Há livros que são mais pensados na diversão do que na explicação da Universidade. The Laurie Taylor Guide to Higher Education (TAYLOR, 1994) é um conjunto de colunas satíricas sobre a Universidade. Por exemplo, em um artigo, explica as infindáveis discussões sobre a mudança de períodos trimestrais para semestrais (ou o inverso, tanto faz, já que é uma discussão pendular). Dear Comitte Members (SCHUMACHER, 2015) poderia estar na próxima seção, mas, por ser uma sátira epistolar em memorandos, e-mails e cartas de recomendação acadêmicas, merece estar aqui. Finalmente, Doodling for Academics (SCHUMACHER; NASSEF, 2017) é um livro de atividades infantis (e.g., ligar os pontos, colorir) para professores matarem o tempo durante as reuniões.


4. Romance no Campus

Voltemos agora ao livro da Elaine Showalter citado no início do artigo, Faculty Towers (SHOWALTER, 2005), que é dedicado a estudar os campus novels4. Grosso modo, esses livros de ficção seguem uma mesma fórmula: um professor comum tem que navegar por uma série de problemas superficialmente irrelevantes em um ambiente universitário caótico. Em geral são farsas, com personagens caricaturados e situações exageradas. Quase sempre são escritos por professores de literatura (literatura enquanto criação artística, não como crítica literária), e, por essa razão, o protagonista quase sempre é um professor/escritor do departamento de literatura, quando é do bem, ou do departamento de sociologia (ou crítica literária, ou destruição artística), quando é do mal.

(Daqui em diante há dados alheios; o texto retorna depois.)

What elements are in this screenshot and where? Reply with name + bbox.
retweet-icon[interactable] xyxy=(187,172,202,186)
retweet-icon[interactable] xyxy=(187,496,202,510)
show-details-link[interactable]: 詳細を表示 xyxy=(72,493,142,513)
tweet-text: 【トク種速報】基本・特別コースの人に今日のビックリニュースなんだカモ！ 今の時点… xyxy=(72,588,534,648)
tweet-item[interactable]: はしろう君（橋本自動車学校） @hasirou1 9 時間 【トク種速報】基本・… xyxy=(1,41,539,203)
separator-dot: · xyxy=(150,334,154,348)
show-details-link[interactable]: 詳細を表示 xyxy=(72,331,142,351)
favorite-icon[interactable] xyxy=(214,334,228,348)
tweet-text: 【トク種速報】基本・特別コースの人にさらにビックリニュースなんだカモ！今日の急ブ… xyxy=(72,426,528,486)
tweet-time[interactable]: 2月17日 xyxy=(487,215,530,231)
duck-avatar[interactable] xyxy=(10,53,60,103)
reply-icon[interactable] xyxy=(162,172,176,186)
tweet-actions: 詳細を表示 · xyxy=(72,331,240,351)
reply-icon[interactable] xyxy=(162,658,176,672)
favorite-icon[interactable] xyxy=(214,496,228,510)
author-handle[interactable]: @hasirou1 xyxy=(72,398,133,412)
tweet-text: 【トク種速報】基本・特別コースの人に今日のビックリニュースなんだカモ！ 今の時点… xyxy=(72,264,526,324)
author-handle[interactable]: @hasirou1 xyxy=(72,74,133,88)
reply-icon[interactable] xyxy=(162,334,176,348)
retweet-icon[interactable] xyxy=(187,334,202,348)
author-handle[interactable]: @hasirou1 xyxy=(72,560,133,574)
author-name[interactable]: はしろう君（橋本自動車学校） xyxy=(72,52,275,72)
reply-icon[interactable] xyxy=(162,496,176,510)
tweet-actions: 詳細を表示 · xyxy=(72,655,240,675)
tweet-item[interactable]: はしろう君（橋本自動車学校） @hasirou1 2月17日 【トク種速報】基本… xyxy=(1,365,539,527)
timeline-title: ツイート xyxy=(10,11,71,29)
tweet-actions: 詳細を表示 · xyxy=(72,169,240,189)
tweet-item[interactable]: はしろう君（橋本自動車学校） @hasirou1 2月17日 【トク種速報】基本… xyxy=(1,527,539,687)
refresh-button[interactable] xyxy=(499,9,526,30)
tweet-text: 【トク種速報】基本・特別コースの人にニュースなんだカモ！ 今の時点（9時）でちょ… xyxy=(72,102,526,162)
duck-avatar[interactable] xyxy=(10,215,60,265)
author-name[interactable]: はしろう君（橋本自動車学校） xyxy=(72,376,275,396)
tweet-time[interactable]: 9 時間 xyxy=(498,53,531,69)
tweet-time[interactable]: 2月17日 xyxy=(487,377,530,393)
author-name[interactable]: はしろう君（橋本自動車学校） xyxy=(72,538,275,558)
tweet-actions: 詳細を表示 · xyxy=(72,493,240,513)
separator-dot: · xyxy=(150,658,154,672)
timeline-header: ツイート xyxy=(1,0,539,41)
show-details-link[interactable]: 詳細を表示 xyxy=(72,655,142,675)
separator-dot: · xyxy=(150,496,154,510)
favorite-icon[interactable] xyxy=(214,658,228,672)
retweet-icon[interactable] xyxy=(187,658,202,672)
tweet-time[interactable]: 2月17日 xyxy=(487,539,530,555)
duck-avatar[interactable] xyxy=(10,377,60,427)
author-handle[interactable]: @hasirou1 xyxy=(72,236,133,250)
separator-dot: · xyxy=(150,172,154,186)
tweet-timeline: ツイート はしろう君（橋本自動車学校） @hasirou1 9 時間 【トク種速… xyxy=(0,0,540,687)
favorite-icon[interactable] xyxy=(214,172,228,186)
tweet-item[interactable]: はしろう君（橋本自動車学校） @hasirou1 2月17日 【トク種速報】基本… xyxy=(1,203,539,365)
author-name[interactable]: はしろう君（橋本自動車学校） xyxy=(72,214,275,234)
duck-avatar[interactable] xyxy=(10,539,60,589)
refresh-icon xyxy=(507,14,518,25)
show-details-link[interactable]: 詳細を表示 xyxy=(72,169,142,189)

Como Elaine Showalter nos contou em seu livro, por baixo desse assunto comum, i.e., a vida universitária, os temas desses livros foram mudando ao longo dos anos. Em resumo, nos campus novels dos anos 50 a Universidade era retratada como uma comunidade murada, com suas próprias regras e tradições. Nos anos 60, os livros falavam mais das pequenas disputas e relações de poder dentro dos departamentos. Nos anos 70, os livros erguiam-se sobre os excessos que haviam ocorrido na década de 60. Os anos 80 viram a crítica literária e o feminismo entrando no campus novel. Os anos 90 foram mais dedicados ao politicamente correto e às guerras culturais, e, do ponto de vista do professor, às ansiedades sobre a manutenção no emprego. Na virada do século, os professores passaram a ocupar as páginas de livros mais sérios de literatura, e também ocorreu uma transição do campus novel para o cinema.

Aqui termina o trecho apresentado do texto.